O dia de São Jorge é comemorado neste domingo (23) e, no sincretismo religioso, muitas pessoas associam o santo aos orixás Ogum e Oxóssi. Apesar da Bahia ser um estado onde a mistura de religiões marca presença na maior parte das festas populares, será mesmo que a figura do guerreiro católico pode ser associada às divindades do Candomblé?
Segundo o presidente da Associação Brasileira de Preservação da Cultura Afro Amerindia (AFA), Leonel Monteiro ao g1 Bahia, para responder essa pergunta é preciso voltar ao período colonial do Brasil, quando os africanos escravizados foram trazidos para o país.

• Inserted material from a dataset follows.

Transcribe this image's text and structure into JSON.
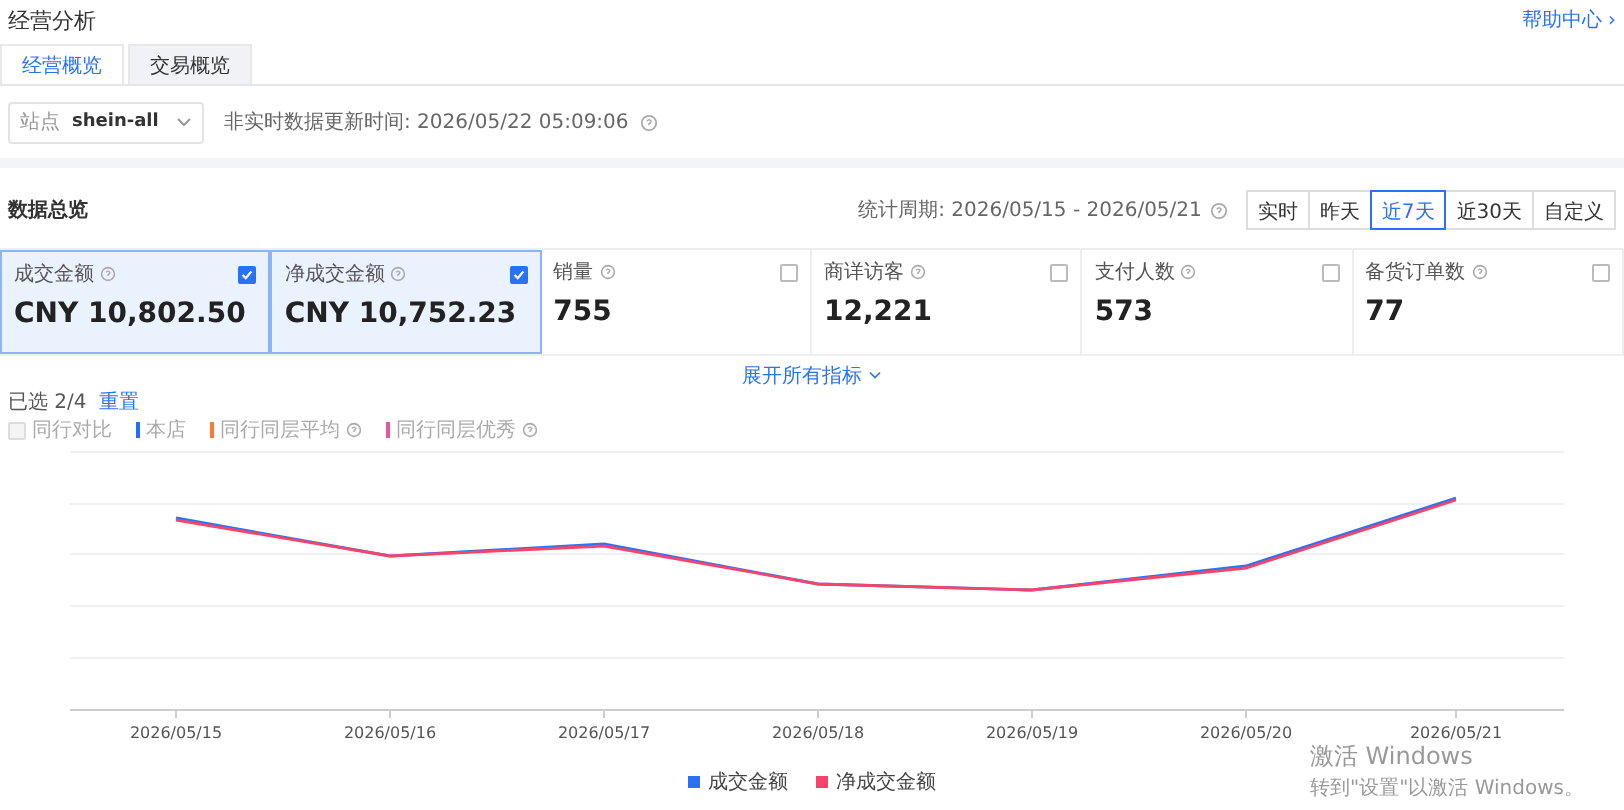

Ao serem capturados na África, eles perderam todas as liberdades possíveis – inclusive a de exercerem suas próprias religiões. Por isso, no Brasil, os escravizados passaram a celebrar suas divindades de forma disfarçada, durante celebrações de santos católicos.
“O sincretismo é consequência da escravidão, assim como o racismo religioso”, afirmou Leonel Monteiro. O “disfarce” durou mais de 300 anos e, ao longo da história, os santos católicos e divindades africanas foram se “misturando”, o que deu origem ao sincretismo religioso. Por isso, é normal celebrar Santa Bárbara e Iansã, Nossa Senhora dos Navegantes e Iemanjá, São Jorge e Oxóssi. Mas apesar disso ser comum na Bahia, colonizada por africanos escravizados, o presidente da AFA afirma que santos e orixás são bem diferentes.
“Os santos católicos normalmente são pessoas que viveram e depois se tornaram santas. No candomblé não, as divindades não são pessoas”, afirmou.
Nessa perspectiva, a única possível coincidência entre São Jorge e Oxóssi é a lança. Enquanto o primeiro foi um turco capitão do exército romano, o segundo é do clã de grandes caçadores, conhecido inclusive como “o guardião noturno de uma flecha só”.
Para Leonel, insistir nesse tipo de comparação é uma forma de diminuir a importância das religiões de matrizes africanas. “É dizer para a sociedade intolerante que, se não estiver ligado ao cristianismo, não serve, é menor”, explicou.
Nas comemorações das divindades, que historicamente acontecem na mesma época dos santos católicos devido ao sincretismo, os terreiros fazem oferendas e rezas para o orixá. Normalmente, há também uma festa aberta ao público.
Independente da crença, destaca Leonel, o importante é entender que não existe uma espécie de “tradução” entre santos católicos e divindades das religiões de matrizes africanas, onde um corresponde ao outro.